The current law contains no such express restriction and lenders would typically want to have the right to pursue a guarantor without having to pursue the borrower. Apart from the contractual freedom of enforcement that secured lenders will usually reserve for themselves in the event of a default, this amendment will affect the Land Act No. 6 of 2012, which sets out various options that a security holder has in enforcing its rights, which include the right to sell the land or sue the borrower for the non-payment of the loan.

As you may be aware, the existing law in Section 91(2) of the Land Act provides the Kenyan courts with the discretion to compel a lender to exercise all its remedies against the charged land before exercising a remedy available to it under Section 91(1)(c) of the Land Act. However, this is at the discretion of the courts.

If the proposed amendment is accepted and passed into law, secured creditors will no longer have an option to elect whether to sue or to realise the security first but will instead be bound to realise the security before they can sue.

In addition and most importantly, the proposed amendment appears to not only cover suits against the borrower but suits against guarantors and providers of third party security. The drafting of the amendment is general in nature and suggests that in respect of all suits for recovery of debts to be instituted, the security of the principal borrower would have to be realised first.

This is regardless of the fact that most well drawn guarantees and third party securities are drafted with an indemnity obligation such that the guarantor/third party agrees that he is primarily liable and can be sued regardless of the position of the principal borrower.

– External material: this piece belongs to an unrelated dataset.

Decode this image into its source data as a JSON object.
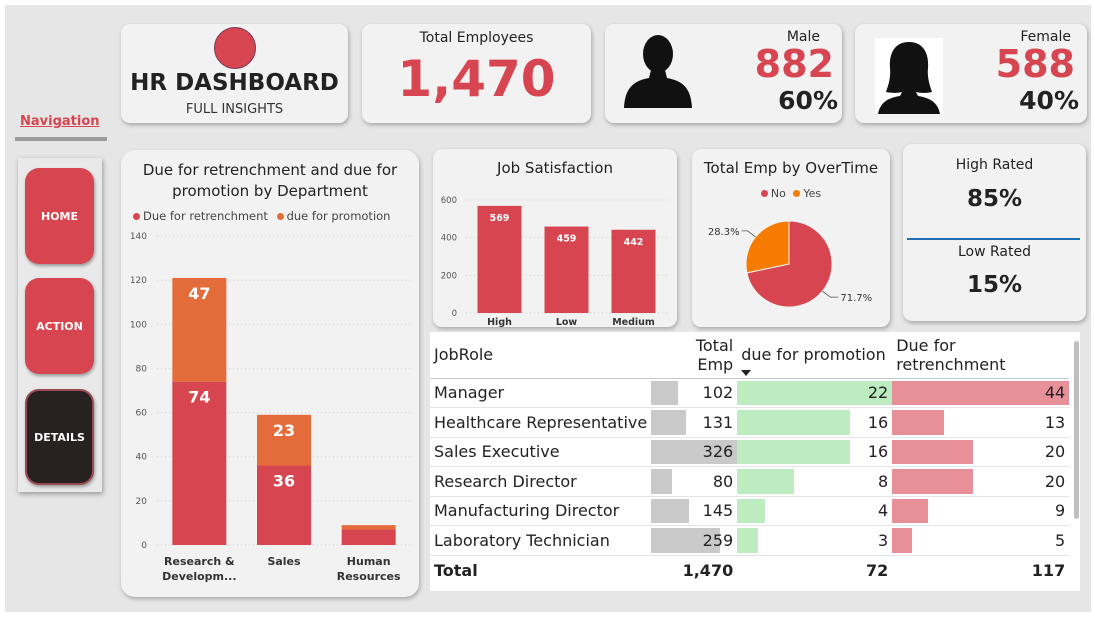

If this amendment is passed, lenders will now run the risk of having borrowers and guarantors/third party security providers frustrate the process of security enforcement by, for instance, significantly delaying it thus allowing a guarantor to dispose of his assets or reorganise so that there is nothing to attach if and when the time comes when he may be personally sued.

It is also potentially applicable to existing arrangements as there is no statement concerning its impact on existing guarantees/third-party security.


We are not aware of any other jurisdiction where such a restriction exists and it is not clear what issue the proposer of the Bill is trying to address. Given the considerable time that enforcement can take through court proceedings in Kenya, a lender's rights against a guarantor would potentially be postponed for many years negating the value of the obligation. We understand that the Bill is in its initial legislative stages and has just been introduced in Parliament. We will keep track of the process of enacting the Bill and will engage the concerned stakeholders on the impacts of the proposed amendment on the financial sector so far as securities are concerned. In the meantime, we would urge members of the Kenya Bankers Association to meet to discuss the repercussions of the proposed amendment.